大柄な体格の吉右衛門の放駒長吉はいいだろうと思ってはいたが、予想をはるかに超えていい!素人角力が強い丁稚上がりの長吉が大金星の思わぬ勝利に素直に喜ぶ様子が稚気のあふれる若者ぶりでいいのだ。大前髪の下の素直な笑顔がここまで可愛いとは思わなかった。丁稚時代のチョコチョコ歩きが抜けなくて花道をチョコチョコ引っ込むあたりの可笑しみも最高だ。
今年は正月の曽我狂言の五郎も高い声を精一杯張って頑張っていたし(これは後輩たちにみせる効果が大だったと思う)、4月の「毛谷村」の六助も気は優しくて力持ちの好青年ぶりが実によかった。60歳を超してここまで続けざまに大柄で稚気にあふれる剛の若者役を魅力的に見せてくれるとは、吉右衛門、おそるべしである。

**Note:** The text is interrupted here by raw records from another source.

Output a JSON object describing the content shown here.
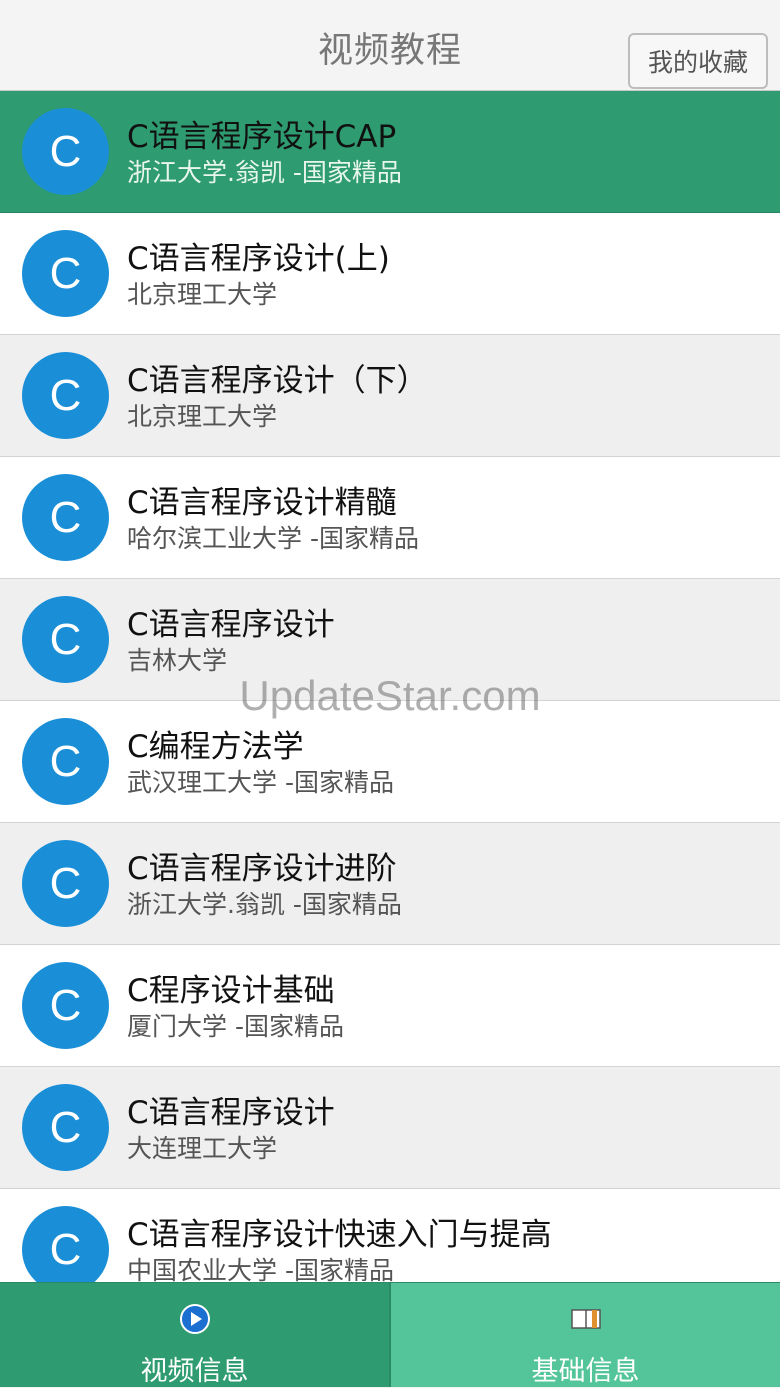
{
  "header": {
    "title": "视频教程",
    "favorites_button": "我的收藏"
  },
  "courses": [
    {
      "avatar": "C",
      "title": "C语言程序设计CAP",
      "subtitle": "浙江大学.翁凯 -国家精品",
      "selected": true
    },
    {
      "avatar": "C",
      "title": "C语言程序设计(上)",
      "subtitle": "北京理工大学"
    },
    {
      "avatar": "C",
      "title": "C语言程序设计（下）",
      "subtitle": "北京理工大学"
    },
    {
      "avatar": "C",
      "title": "C语言程序设计精髓",
      "subtitle": "哈尔滨工业大学 -国家精品"
    },
    {
      "avatar": "C",
      "title": "C语言程序设计",
      "subtitle": "吉林大学"
    },
    {
      "avatar": "C",
      "title": "C编程方法学",
      "subtitle": "武汉理工大学 -国家精品"
    },
    {
      "avatar": "C",
      "title": "C语言程序设计进阶",
      "subtitle": "浙江大学.翁凯 -国家精品"
    },
    {
      "avatar": "C",
      "title": "C程序设计基础",
      "subtitle": "厦门大学 -国家精品"
    },
    {
      "avatar": "C",
      "title": "C语言程序设计",
      "subtitle": "大连理工大学"
    },
    {
      "avatar": "C",
      "title": "C语言程序设计快速入门与提高",
      "subtitle": "中国农业大学 -国家精品"
    }
  ],
  "watermark": "UpdateStar.com",
  "tabs": [
    {
      "label": "视频信息",
      "icon": "play-circle-icon"
    },
    {
      "label": "基础信息",
      "icon": "book-icon"
    }
  ],
  "colors": {
    "accent": "#2e9b71",
    "tab_light": "#54c49a",
    "avatar": "#1a8fd8"
  }
}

染五郎の与五郎はつっころばし一役に専念するほうが余裕があっていい。上方言葉もより流暢になってきたと思う。
幸四郎の濡髪は前回よりもさらにいい。吉右衛門と共演するとより芝居に重厚感が出てくるのだ。吉右衛門の芝居に対抗するようにためをきかせている感じがある。まさに相撲の立会い前に両者がぐっと腰を落す感じ。
昨年の6月は「新薄雪物語」がよかったなぁなどと思い出す。兄弟で共演してくれるようになって、観客も嬉しいが後輩の役者たちにもいい影響を及ぼしていると思える。
兄弟共演も含めて実にいい役者が揃って贅沢な舞台にホクホクとなって幕間へ。

写真は今月の筋書の表紙を飾る川端龍子の「青獅子」。歌舞伎座の階段の踊り場にある非常に大きな絵で大好きな作品だ。